Do the signs make sense? Now we can use the unit circle to check for reasonableness. Is it not obvious that if x is in the first quadrant the cosine is non-negative and that therefore the additive inverse of that cosine is non-positive. Moreover

$$\displaystyle 0 \le x \le \dfrac{\pi}{2}\implies - \dfrac{\pi}{2} \le - x \le 0 \implies \pi \le \dfrac{3 \pi }{2} - x \le \dfrac{3 \pi}{2}.$$

Thus we are in the third quadrant, and the sine is non-positive.

#### JeffM

##### Elite Member
By the way, radians are not relevant to this logic.

$$\displaystyle 0 \le x \le 90 \implies - 90 \le - x \le 0 \implies 180 \le 270 - x \le 270.$$

So the sine is non-positive.

$$\displaystyle sin (\theta ) = cos(90 - \theta)$$

$$\displaystyle \therefore sin (270 - x) = cos\{90 - (270 - x)\} = cos(x - 180) = - cos(x).$$

The reason to learn radians is not to get different results in trig, but to make calculus less messy.

#### eutas1

##### Junior Member
This problem is EASY if you use basic identities. Why are you even discussing reference angles?

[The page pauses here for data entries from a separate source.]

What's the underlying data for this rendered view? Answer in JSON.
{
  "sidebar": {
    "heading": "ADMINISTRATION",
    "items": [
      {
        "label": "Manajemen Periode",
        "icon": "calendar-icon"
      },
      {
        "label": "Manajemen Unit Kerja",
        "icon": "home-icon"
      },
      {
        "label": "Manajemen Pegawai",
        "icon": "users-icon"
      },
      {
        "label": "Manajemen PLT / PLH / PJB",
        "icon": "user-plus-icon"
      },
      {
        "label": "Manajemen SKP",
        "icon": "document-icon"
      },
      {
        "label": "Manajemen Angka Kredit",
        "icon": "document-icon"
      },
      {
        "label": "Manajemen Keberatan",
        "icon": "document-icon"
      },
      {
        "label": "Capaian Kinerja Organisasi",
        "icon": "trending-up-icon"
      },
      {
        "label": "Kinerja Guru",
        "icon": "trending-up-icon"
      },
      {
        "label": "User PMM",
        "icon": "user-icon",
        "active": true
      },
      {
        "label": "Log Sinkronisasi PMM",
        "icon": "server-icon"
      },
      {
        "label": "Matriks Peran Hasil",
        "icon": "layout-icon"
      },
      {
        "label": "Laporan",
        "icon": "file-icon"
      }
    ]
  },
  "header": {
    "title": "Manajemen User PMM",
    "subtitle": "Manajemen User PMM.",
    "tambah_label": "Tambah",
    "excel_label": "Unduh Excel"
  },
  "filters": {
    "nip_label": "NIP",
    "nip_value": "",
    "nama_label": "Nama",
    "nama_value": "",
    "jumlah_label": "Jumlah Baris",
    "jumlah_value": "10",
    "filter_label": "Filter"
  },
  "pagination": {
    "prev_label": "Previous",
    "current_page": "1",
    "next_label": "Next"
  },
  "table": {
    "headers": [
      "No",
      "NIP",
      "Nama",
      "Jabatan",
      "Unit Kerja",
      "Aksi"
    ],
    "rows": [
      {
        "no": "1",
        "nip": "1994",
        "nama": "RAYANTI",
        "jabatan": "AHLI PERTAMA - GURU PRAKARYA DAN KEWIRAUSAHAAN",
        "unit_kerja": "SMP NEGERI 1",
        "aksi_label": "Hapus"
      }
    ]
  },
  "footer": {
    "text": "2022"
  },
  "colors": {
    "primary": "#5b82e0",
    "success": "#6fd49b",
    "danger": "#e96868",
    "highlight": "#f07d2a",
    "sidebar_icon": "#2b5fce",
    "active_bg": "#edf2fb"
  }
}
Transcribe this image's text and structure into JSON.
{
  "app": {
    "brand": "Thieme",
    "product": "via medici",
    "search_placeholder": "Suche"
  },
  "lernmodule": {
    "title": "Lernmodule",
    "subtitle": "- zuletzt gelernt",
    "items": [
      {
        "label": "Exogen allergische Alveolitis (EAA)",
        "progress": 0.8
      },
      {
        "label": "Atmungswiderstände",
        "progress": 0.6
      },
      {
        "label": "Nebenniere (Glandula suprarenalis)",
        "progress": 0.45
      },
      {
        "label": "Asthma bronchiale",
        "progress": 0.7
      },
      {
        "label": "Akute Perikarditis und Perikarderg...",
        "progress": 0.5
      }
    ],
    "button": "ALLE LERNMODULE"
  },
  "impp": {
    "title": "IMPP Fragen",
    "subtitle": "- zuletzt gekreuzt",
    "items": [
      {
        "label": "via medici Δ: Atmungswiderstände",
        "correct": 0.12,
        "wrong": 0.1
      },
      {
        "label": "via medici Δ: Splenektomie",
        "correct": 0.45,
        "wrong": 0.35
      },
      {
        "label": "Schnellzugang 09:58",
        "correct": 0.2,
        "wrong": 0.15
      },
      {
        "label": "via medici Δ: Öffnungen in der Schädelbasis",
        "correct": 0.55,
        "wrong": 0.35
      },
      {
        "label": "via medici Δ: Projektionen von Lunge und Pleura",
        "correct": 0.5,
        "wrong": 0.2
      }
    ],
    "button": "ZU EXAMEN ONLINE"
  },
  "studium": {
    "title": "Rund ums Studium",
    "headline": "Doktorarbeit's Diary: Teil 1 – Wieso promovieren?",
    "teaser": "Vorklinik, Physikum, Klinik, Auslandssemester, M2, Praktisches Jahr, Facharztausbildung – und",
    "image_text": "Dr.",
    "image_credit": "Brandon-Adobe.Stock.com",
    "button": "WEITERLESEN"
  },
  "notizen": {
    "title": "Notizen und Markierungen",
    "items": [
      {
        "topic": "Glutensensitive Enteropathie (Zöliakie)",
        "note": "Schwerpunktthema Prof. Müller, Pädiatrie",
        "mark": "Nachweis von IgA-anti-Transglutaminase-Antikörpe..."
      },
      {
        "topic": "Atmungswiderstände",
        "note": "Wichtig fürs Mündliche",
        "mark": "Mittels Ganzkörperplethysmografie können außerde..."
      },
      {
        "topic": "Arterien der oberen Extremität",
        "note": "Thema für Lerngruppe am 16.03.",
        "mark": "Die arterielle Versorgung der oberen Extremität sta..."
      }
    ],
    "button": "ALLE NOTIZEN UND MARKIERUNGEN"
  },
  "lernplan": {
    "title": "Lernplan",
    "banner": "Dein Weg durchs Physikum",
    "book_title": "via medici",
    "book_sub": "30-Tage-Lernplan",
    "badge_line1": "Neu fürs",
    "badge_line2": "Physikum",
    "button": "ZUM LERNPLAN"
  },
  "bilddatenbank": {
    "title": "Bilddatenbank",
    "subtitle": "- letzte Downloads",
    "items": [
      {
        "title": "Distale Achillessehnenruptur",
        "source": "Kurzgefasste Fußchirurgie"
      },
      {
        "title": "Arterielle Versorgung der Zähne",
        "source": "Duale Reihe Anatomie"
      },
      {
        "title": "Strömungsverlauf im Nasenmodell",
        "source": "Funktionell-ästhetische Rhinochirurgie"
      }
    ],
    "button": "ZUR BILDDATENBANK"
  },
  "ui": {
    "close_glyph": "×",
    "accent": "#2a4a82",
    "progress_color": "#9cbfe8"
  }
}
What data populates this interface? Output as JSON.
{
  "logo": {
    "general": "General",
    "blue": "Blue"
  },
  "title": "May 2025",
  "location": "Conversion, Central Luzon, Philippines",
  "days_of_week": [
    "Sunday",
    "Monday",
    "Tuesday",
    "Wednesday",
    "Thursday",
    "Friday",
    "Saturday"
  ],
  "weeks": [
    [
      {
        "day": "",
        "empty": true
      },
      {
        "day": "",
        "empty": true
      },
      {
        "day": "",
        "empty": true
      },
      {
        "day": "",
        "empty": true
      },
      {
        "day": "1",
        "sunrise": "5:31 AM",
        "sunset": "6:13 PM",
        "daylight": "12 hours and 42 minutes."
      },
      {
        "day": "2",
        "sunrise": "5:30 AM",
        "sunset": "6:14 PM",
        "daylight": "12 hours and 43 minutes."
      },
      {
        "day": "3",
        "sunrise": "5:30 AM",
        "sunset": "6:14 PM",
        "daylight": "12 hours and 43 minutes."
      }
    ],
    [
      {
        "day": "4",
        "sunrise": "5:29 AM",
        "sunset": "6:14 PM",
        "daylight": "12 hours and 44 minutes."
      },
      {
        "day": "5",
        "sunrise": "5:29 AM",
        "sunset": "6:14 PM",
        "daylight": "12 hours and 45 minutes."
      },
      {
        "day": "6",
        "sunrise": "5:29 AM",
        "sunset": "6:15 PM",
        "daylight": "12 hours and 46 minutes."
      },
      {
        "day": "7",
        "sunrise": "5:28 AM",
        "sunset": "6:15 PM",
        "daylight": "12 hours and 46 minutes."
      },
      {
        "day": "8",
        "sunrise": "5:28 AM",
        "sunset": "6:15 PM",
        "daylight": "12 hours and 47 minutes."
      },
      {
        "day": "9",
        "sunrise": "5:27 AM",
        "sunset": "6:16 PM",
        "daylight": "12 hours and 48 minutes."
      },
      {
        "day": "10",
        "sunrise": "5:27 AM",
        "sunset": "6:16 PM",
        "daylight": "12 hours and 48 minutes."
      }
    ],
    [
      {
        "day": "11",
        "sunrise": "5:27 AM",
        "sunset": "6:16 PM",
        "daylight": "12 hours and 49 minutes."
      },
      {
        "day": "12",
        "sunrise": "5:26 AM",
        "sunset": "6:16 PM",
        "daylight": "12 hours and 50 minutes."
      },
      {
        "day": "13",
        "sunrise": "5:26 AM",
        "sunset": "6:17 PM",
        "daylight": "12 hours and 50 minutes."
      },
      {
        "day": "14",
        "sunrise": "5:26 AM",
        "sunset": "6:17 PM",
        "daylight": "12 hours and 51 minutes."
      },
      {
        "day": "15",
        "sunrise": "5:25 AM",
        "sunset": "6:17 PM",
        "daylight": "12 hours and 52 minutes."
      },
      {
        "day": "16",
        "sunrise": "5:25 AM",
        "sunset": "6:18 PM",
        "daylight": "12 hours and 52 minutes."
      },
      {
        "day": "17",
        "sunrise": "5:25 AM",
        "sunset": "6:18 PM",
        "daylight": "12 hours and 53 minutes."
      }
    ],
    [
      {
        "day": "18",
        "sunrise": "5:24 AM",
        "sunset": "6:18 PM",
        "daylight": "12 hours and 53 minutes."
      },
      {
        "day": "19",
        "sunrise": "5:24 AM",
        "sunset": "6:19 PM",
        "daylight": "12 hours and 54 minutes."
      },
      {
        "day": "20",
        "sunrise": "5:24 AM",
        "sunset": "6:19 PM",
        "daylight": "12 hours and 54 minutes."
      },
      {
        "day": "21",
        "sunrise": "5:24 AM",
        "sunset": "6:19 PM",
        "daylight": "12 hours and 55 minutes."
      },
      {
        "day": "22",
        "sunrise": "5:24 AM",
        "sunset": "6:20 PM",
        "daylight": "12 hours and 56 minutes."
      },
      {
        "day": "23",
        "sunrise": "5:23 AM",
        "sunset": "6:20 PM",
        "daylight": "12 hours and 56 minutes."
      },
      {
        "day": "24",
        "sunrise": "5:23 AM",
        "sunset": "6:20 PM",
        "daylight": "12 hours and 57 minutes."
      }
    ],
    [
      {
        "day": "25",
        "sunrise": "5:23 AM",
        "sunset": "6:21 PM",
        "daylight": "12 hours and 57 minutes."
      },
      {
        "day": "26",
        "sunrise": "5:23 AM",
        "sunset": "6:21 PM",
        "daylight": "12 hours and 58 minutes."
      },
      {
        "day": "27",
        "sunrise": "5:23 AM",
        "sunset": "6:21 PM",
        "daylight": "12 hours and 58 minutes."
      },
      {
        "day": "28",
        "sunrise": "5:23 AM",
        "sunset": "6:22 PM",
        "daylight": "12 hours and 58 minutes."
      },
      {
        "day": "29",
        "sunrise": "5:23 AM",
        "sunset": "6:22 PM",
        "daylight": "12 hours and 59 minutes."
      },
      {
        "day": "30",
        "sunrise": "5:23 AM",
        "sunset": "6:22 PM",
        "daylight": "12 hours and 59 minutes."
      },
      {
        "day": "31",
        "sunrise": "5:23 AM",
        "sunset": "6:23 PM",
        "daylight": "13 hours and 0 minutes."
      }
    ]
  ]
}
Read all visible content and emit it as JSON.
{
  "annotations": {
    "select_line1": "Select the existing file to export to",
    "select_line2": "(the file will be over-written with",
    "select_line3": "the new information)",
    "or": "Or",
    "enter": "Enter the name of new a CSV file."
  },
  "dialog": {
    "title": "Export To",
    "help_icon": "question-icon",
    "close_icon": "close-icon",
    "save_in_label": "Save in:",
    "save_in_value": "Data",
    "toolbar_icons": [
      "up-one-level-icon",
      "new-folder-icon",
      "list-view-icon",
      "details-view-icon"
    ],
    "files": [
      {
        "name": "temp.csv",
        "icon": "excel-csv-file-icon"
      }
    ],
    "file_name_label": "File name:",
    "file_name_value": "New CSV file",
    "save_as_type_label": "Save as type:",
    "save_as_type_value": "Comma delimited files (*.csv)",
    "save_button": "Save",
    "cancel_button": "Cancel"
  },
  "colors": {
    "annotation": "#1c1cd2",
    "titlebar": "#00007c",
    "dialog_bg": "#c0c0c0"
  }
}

$$\displaystyle sin( \theta ) = cos \left ( \dfrac{\pi}{2} - \theta \right ).$$

Why is that relevant? Because

$$\displaystyle sin \left ( \dfrac{3 \pi}{2} - x \right ) = cos \left \{ \dfrac{\pi}{2} - \left ( \dfrac{3 \pi}{2} - x \right ) \right \} = cos(x - \pi).$$
I don't get the part after 'Because' ....

#### JeffM

##### Elite Member
I don't get the part after 'Because' ....
Do you agree that

$$\displaystyle sin ( \theta ) = \cos \left ( \dfrac{\pi}{2} - \theta \right ).$$

$$\displaystyle \text {Let } \theta = \dfrac{3 \pi}{2} - x \implies$$

$$\displaystyle \dfrac{\pi}{2} - \theta = \dfrac{\pi}{2} - \left ( \dfrac{3 \pi}{2} - x \right ) = \dfrac{\pi(1 - 3)}{2} + x = x - \pi.$$

Basic algebra.

$$\displaystyle \therefore sin \left ( \dfrac{3 \pi}{2} - x \right ) = cos(x - \pi).$$

What is there not to understand?

#### eutas1

##### Junior Member
Do you agree that

$$\displaystyle sin ( \theta ) = \cos \left ( \dfrac{\pi}{2} - \theta \right ).$$

$$\displaystyle \text {Let } \theta = \dfrac{3 \pi}{2} - x \implies$$

$$\displaystyle \dfrac{\pi}{2} - \theta = \dfrac{\pi}{2} - \left ( \dfrac{3 \pi}{2} - x \right ) = \dfrac{\pi(1 - 3)}{2} + x = x - \pi.$$

Basic algebra.

$$\displaystyle \therefore sin \left ( \dfrac{3 \pi}{2} - x \right ) = cos(x - \pi).$$

What is there not to understand?
Ohh, I see now.
So with
sin(θ) = cos(π/2 − θ) , theta can be angle? It does not have to be acute?

#### JeffM

##### Elite Member
$$\displaystyle cos \left ( \dfrac{\pi}{2} - \theta \right ) = cos \left ( \dfrac{\pi}{2} \right )cos ( \theta ) + sin \left ( \dfrac{\pi}{2} \right ) sin ( \theta) = 0 * cos (\theta) + 1 * sin(\theta ) = sin (\theta).$$

Do you see anything in that referring to acute angles?